Verse > Anthologies > The World’s Best Poetry > Vol. V. Nature
Bliss Carman, et al., eds.  The World’s Best Poetry.
Volume V. Nature.  1904.
II. Light: Day: Night
From the “Hymn to Light”
Abraham Cowley (1618–1667)
  SAY, from what golden quivers of the sky
      Do all thy wingèd arrows fly?
      Swiftness and Power by birth are thine:
From thy great sire they came, thy sire, the Word Divine.
  Thou in the Moon’s bright chariot, proud and gay,        5
      Dost thy bright wood of stars survey;
      And all the year dost with thee bring
Of thousand flowery lights thine own nocturnal spring.
  Thou, Scythian-like, dost round thy lands above
      The Sun’s gilt tent forever move,        10
      And still, as thou in pomp dost go,
The shining pageants of the world attend thy show.
  Nor amidst all these triumphs dost thou scorn
      The humble glow-worms to adorn,
      And with those living spangles gild        15
(O greatness without pride!) the bushes of the field.
  Night and her ugly subjects thou dost fright,
      And Sleep, the lazy owl of night;
      Ashamed and fearful to appear,
They screen their horrid shapes with the black hemisphere.
*        *        *        *        *
  At thy appearance, Grief itself is said
      To shake his wings, and rouse his head:
      And cloudy Care has often took
A gentle beamy smile, reflected from thy look.
  At thy appearance, Fear itself grows bold;        25
      The sunshine melts away his cold.
      Encouraged at the sight of thee
To the cheek color comes, and firmness to the knee.
  When, goddess, thou lift’st up thy wakened head
      Out of the morning’s purple bed,        30
      Thy quire of birds about thee play,
And all the joyful world salutes the rising day.
  All the world’s bravery, that delights our eyes,
      Is but thy several liveries;
      Thou the rich dye on them bestow’st,        35
Thy nimble pencil paints this landscape as thou go’st.
  A crimson garment in the rose thou wear’st;
      A crown of studded gold thou bear’st;
      The virgin-lilies, in their white,
Are clad but with the lawn of almost naked light.        40
  The violet, Spring’s little infant, stands
      Girt in thy purple swaddling-bands;
      On the fair tulip thou dost dote;
Thou cloth’st it in a gay and party-colored coat.

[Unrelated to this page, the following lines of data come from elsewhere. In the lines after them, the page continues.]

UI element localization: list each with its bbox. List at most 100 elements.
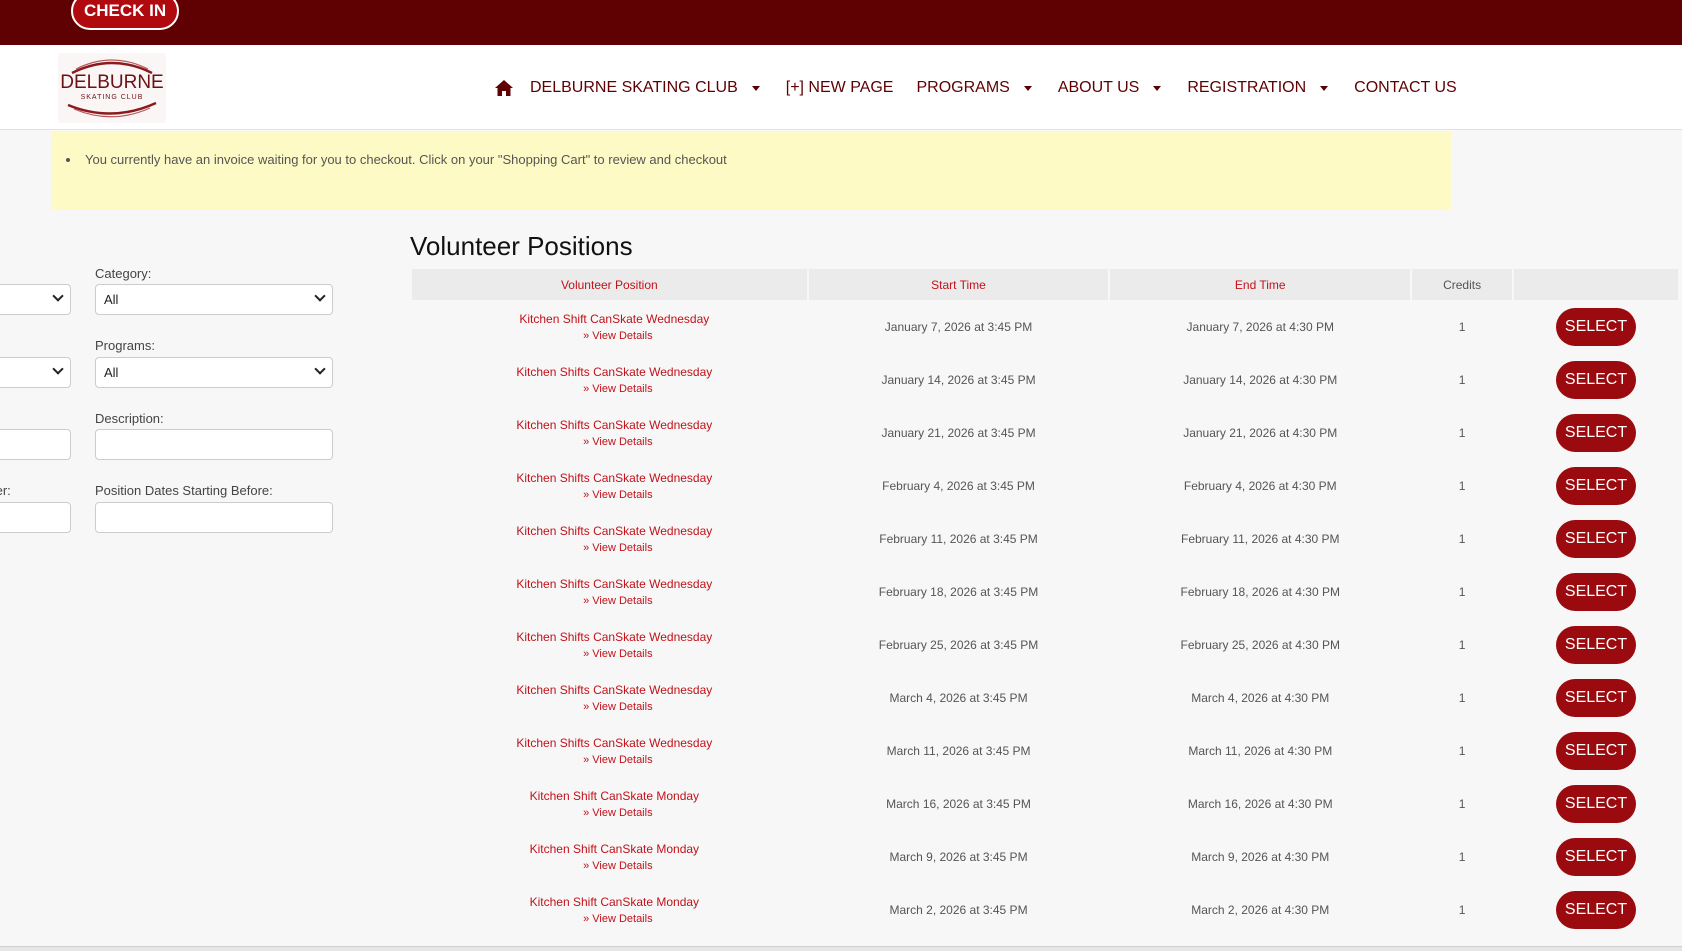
position-name-link[interactable]: Kitchen Shift CanSkate Monday	[422, 895, 807, 909]
nav-item-label: PROGRAMS	[916, 79, 1010, 96]
credits-cell: 1	[1458, 372, 1466, 387]
start-time-cell: March 4, 2026 at 3:45 PM	[889, 690, 1028, 705]
column-header-credits: Credits	[1412, 269, 1513, 300]
caret-down-icon	[751, 85, 760, 91]
select-button[interactable]: SELECT	[1556, 413, 1637, 452]
position-cell: Kitchen Shifts CanSkate Wednesday » View …	[412, 512, 807, 565]
start-time-cell: January 14, 2026 at 3:45 PM	[881, 372, 1036, 387]
position-name-link[interactable]: Kitchen Shift CanSkate Monday	[422, 842, 807, 856]
start-time-cell: March 9, 2026 at 3:45 PM	[889, 849, 1028, 864]
end-time-cell: March 16, 2026 at 4:30 PM	[1187, 796, 1333, 811]
volunteer-positions-table: Volunteer Position Start Time End Time C…	[410, 269, 1680, 936]
left-filter-select[interactable]	[0, 284, 71, 315]
position-cell: Kitchen Shifts CanSkate Wednesday » View …	[412, 353, 807, 406]
view-details-link[interactable]: » View Details	[422, 330, 807, 342]
select-button[interactable]: SELECT	[1556, 731, 1637, 770]
view-details-link[interactable]: » View Details	[422, 383, 807, 395]
logo-graphic: DELBURNE SKATING CLUB	[60, 59, 164, 118]
column-header-position[interactable]: Volunteer Position	[412, 269, 807, 300]
left-filter-input[interactable]	[0, 429, 71, 460]
start-time-cell: March 16, 2026 at 3:45 PM	[886, 796, 1031, 811]
category-select-value: All	[104, 292, 119, 307]
end-time-cell: March 2, 2026 at 4:30 PM	[1191, 902, 1330, 917]
position-name-link[interactable]: Kitchen Shift CanSkate Monday	[422, 789, 807, 803]
select-button[interactable]: SELECT	[1556, 572, 1637, 611]
dates-before-input[interactable]	[95, 502, 333, 533]
view-details-link[interactable]: » View Details	[422, 807, 807, 819]
select-button[interactable]: SELECT	[1556, 890, 1637, 929]
select-button[interactable]: SELECT	[1556, 519, 1637, 558]
credits-cell: 1	[1458, 743, 1466, 758]
table-row: Kitchen Shift CanSkate Monday » View Deta…	[412, 883, 1678, 936]
start-time-cell: March 2, 2026 at 3:45 PM	[889, 902, 1028, 917]
view-details-link[interactable]: » View Details	[422, 701, 807, 713]
nav-item-new-page[interactable]: [+] NEW PAGE	[786, 79, 894, 97]
credits-cell: 1	[1458, 902, 1466, 917]
table-row: Kitchen Shifts CanSkate Wednesday » View …	[412, 512, 1678, 565]
nav-item-about-us[interactable]: ABOUT US	[1058, 79, 1162, 97]
home-icon[interactable]	[494, 79, 514, 97]
position-cell: Kitchen Shifts CanSkate Wednesday » View …	[412, 671, 807, 724]
main-navbar: DELBURNE SKATING CLUB DELBURNE SKATING C…	[0, 45, 1682, 130]
view-details-link[interactable]: » View Details	[422, 595, 807, 607]
table-row: Kitchen Shift CanSkate Monday » View Deta…	[412, 777, 1678, 830]
action-cell: SELECT	[1514, 300, 1678, 353]
left-filter-date-input[interactable]	[0, 502, 71, 533]
credits-cell: 1	[1458, 849, 1466, 864]
view-details-link[interactable]: » View Details	[422, 860, 807, 872]
programs-select[interactable]: All	[95, 357, 333, 388]
nav-item-contact-us[interactable]: CONTACT US	[1354, 79, 1457, 97]
select-button[interactable]: SELECT	[1556, 360, 1637, 399]
position-cell: Kitchen Shifts CanSkate Wednesday » View …	[412, 618, 807, 671]
view-details-link[interactable]: » View Details	[422, 436, 807, 448]
table-row: Kitchen Shifts CanSkate Wednesday » View …	[412, 406, 1678, 459]
position-name-link[interactable]: Kitchen Shifts CanSkate Wednesday	[422, 736, 807, 750]
position-name-link[interactable]: Kitchen Shifts CanSkate Wednesday	[422, 524, 807, 538]
table-header-row: Volunteer Position Start Time End Time C…	[412, 269, 1678, 300]
position-name-link[interactable]: Kitchen Shifts CanSkate Wednesday	[422, 418, 807, 432]
position-cell: Kitchen Shift CanSkate Monday » View Deta…	[412, 883, 807, 936]
category-select[interactable]: All	[95, 284, 333, 315]
nav-item-delburne-skating-club[interactable]: DELBURNE SKATING CLUB	[530, 79, 760, 97]
description-input[interactable]	[95, 429, 333, 460]
nav-item-label: DELBURNE SKATING CLUB	[530, 79, 738, 96]
view-details-link[interactable]: » View Details	[422, 648, 807, 660]
position-name-link[interactable]: Kitchen Shifts CanSkate Wednesday	[422, 365, 807, 379]
position-name-link[interactable]: Kitchen Shifts CanSkate Wednesday	[422, 683, 807, 697]
end-time-cell: March 9, 2026 at 4:30 PM	[1191, 849, 1330, 864]
club-logo[interactable]: DELBURNE SKATING CLUB	[58, 53, 166, 123]
position-name-link[interactable]: Kitchen Shifts CanSkate Wednesday	[422, 630, 807, 644]
left-filter-select-2[interactable]	[0, 357, 71, 388]
programs-label: Programs:	[95, 338, 155, 353]
select-button[interactable]: SELECT	[1556, 466, 1637, 505]
top-bar: CHECK IN	[0, 0, 1682, 45]
nav-item-programs[interactable]: PROGRAMS	[916, 79, 1032, 97]
nav-item-registration[interactable]: REGISTRATION	[1187, 79, 1329, 97]
view-details-link[interactable]: » View Details	[422, 542, 807, 554]
select-button[interactable]: SELECT	[1556, 678, 1637, 717]
select-button[interactable]: SELECT	[1556, 784, 1637, 823]
view-details-link[interactable]: » View Details	[422, 754, 807, 766]
table-row: Kitchen Shifts CanSkate Wednesday » View …	[412, 353, 1678, 406]
select-button[interactable]: SELECT	[1556, 837, 1637, 876]
view-details-link[interactable]: » View Details	[422, 489, 807, 501]
start-time-cell: February 11, 2026 at 3:45 PM	[879, 531, 1038, 546]
check-in-button[interactable]: CHECK IN	[71, 0, 180, 30]
select-button[interactable]: SELECT	[1556, 307, 1637, 346]
end-time-cell: February 18, 2026 at 4:30 PM	[1180, 584, 1340, 599]
column-header-start-time[interactable]: Start Time	[808, 269, 1109, 300]
logo-subtitle: SKATING CLUB	[81, 94, 144, 101]
position-cell: Kitchen Shifts CanSkate Wednesday » View …	[412, 406, 807, 459]
position-name-link[interactable]: Kitchen Shift CanSkate Wednesday	[422, 312, 807, 326]
credits-cell: 1	[1458, 796, 1466, 811]
select-button[interactable]: SELECT	[1556, 625, 1637, 664]
programs-select-value: All	[104, 365, 119, 380]
position-name-link[interactable]: Kitchen Shifts CanSkate Wednesday	[422, 471, 807, 485]
action-cell: SELECT	[1514, 459, 1678, 512]
end-time-cell: January 7, 2026 at 4:30 PM	[1186, 319, 1334, 334]
action-cell: SELECT	[1514, 671, 1678, 724]
column-header-action	[1514, 269, 1678, 300]
view-details-link[interactable]: » View Details	[422, 913, 807, 925]
column-header-end-time[interactable]: End Time	[1110, 269, 1411, 300]
position-name-link[interactable]: Kitchen Shifts CanSkate Wednesday	[422, 577, 807, 591]
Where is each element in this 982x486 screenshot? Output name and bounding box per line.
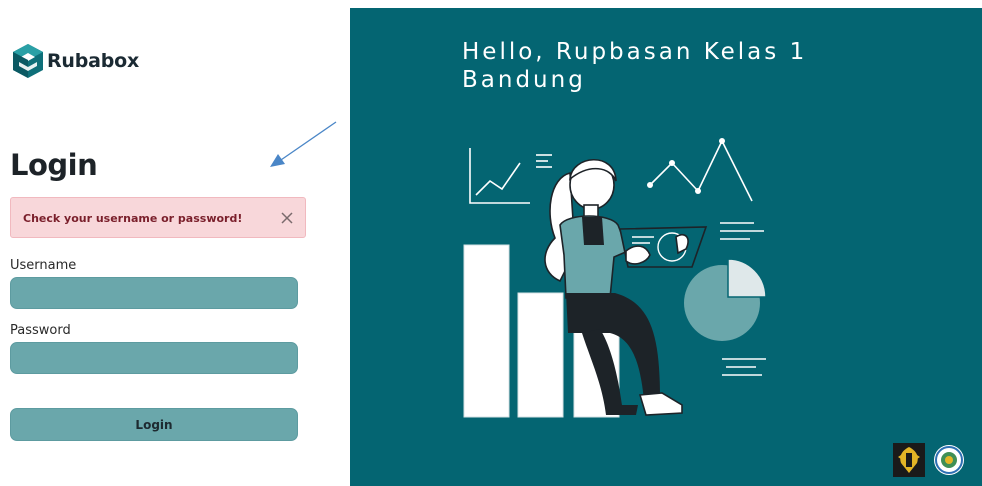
alert-message: Check your username or password! (23, 212, 243, 225)
rubabox-logo-icon (10, 42, 46, 80)
password-label: Password (10, 323, 71, 338)
brand-name: Rubabox (47, 50, 140, 72)
close-icon[interactable] (279, 210, 295, 226)
username-label: Username (10, 258, 77, 273)
password-input[interactable] (10, 342, 298, 374)
brand-logo[interactable]: Rubabox (10, 42, 139, 80)
annotation-arrow-icon (270, 121, 337, 167)
ministry-emblem-icon (893, 443, 925, 477)
data-analytics-woman-illustration (463, 138, 767, 418)
error-alert: Check your username or password! (10, 197, 306, 238)
login-button[interactable]: Login (10, 408, 298, 441)
hero-panel: Hello, Rupbasan Kelas 1 Bandung (350, 8, 982, 486)
greeting-text: Hello, Rupbasan Kelas 1 Bandung (462, 39, 808, 93)
seal-emblem-icon (934, 445, 964, 475)
login-panel: Rubabox Login Check your username or pas… (0, 0, 350, 486)
username-input[interactable] (10, 277, 298, 309)
page-title: Login (10, 148, 98, 182)
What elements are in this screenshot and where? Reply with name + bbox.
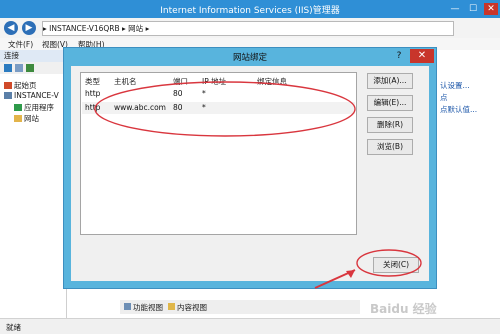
annotation-ellipse-bindings <box>94 81 356 137</box>
annotation-overlay <box>94 81 422 289</box>
annotation-ellipse-close <box>356 249 422 277</box>
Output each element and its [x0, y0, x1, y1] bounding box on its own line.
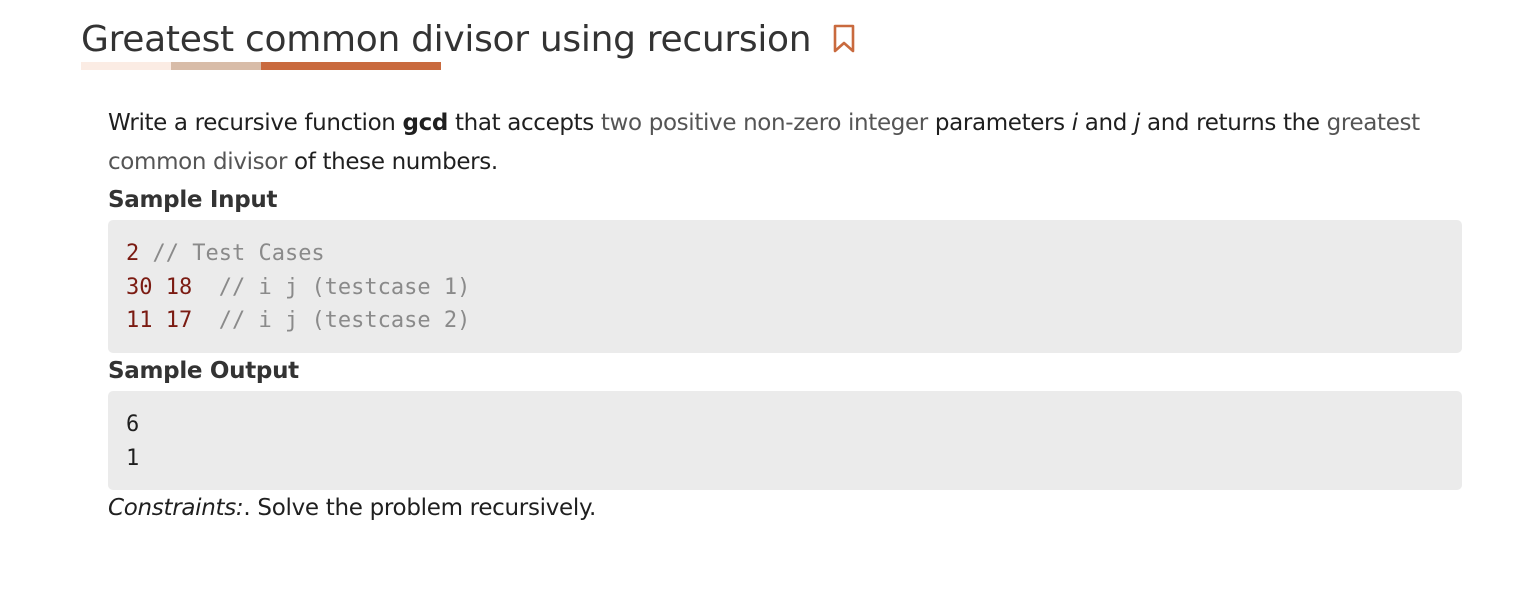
desc-text: Write a recursive function	[108, 110, 403, 136]
sample-input-label: Sample Input	[108, 187, 278, 213]
desc-text: and	[1077, 110, 1134, 136]
underline-segment-medium	[171, 62, 261, 70]
underline-segment-dark	[261, 62, 441, 70]
desc-text: that accepts	[448, 110, 601, 136]
code-comment: // Test Cases	[139, 241, 325, 266]
output-line: 1	[126, 445, 140, 471]
constraints-text: Constraints:. Solve the problem recursiv…	[108, 490, 1462, 526]
page-title: Greatest common divisor using recursion	[81, 18, 812, 60]
code-comment: // i j (testcase 1)	[192, 274, 471, 300]
sample-output-label: Sample Output	[108, 358, 299, 384]
underline-segment-light	[81, 62, 171, 70]
code-number: 2	[126, 241, 140, 266]
problem-content: Write a recursive function gcd that acce…	[108, 104, 1462, 526]
code-number: 11 17	[126, 308, 193, 333]
title-underline	[81, 62, 441, 70]
bookmark-icon[interactable]	[831, 23, 857, 55]
constraints-label: Constraints:	[108, 495, 244, 521]
desc-text: parameters	[927, 110, 1072, 136]
problem-description: Write a recursive function gcd that acce…	[108, 104, 1462, 182]
desc-highlight: two positive non-zero integer	[600, 110, 928, 136]
constraints-body: . Solve the problem recursively.	[243, 495, 597, 521]
sample-output-block[interactable]: 6 1	[108, 391, 1462, 490]
desc-text: and returns the	[1140, 110, 1327, 136]
output-line: 6	[126, 412, 140, 437]
sample-input-block[interactable]: 2 // Test Cases 30 18 // i j (testcase 1…	[108, 220, 1462, 353]
code-number: 30 18	[126, 274, 193, 300]
desc-text: of these numbers.	[287, 149, 498, 175]
function-name: gcd	[402, 110, 448, 136]
code-comment: // i j (testcase 2)	[192, 308, 471, 333]
title-row: Greatest common divisor using recursion	[81, 14, 857, 64]
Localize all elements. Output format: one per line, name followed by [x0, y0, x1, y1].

*        *        *        *        *
  Through the soft ways of heaven, and air, and sea,        45
      Which open all their pores to thee,
      Like a clear river thou dost glide,
And with thy living stream through the close channels slide.
*        *        *        *        *
  But the vast ocean of unbounded day,
      In the empyrean heaven does stay.        50
      Thy rivers, lakes, and springs, below,
From thence took first their rise, thither at last must flow.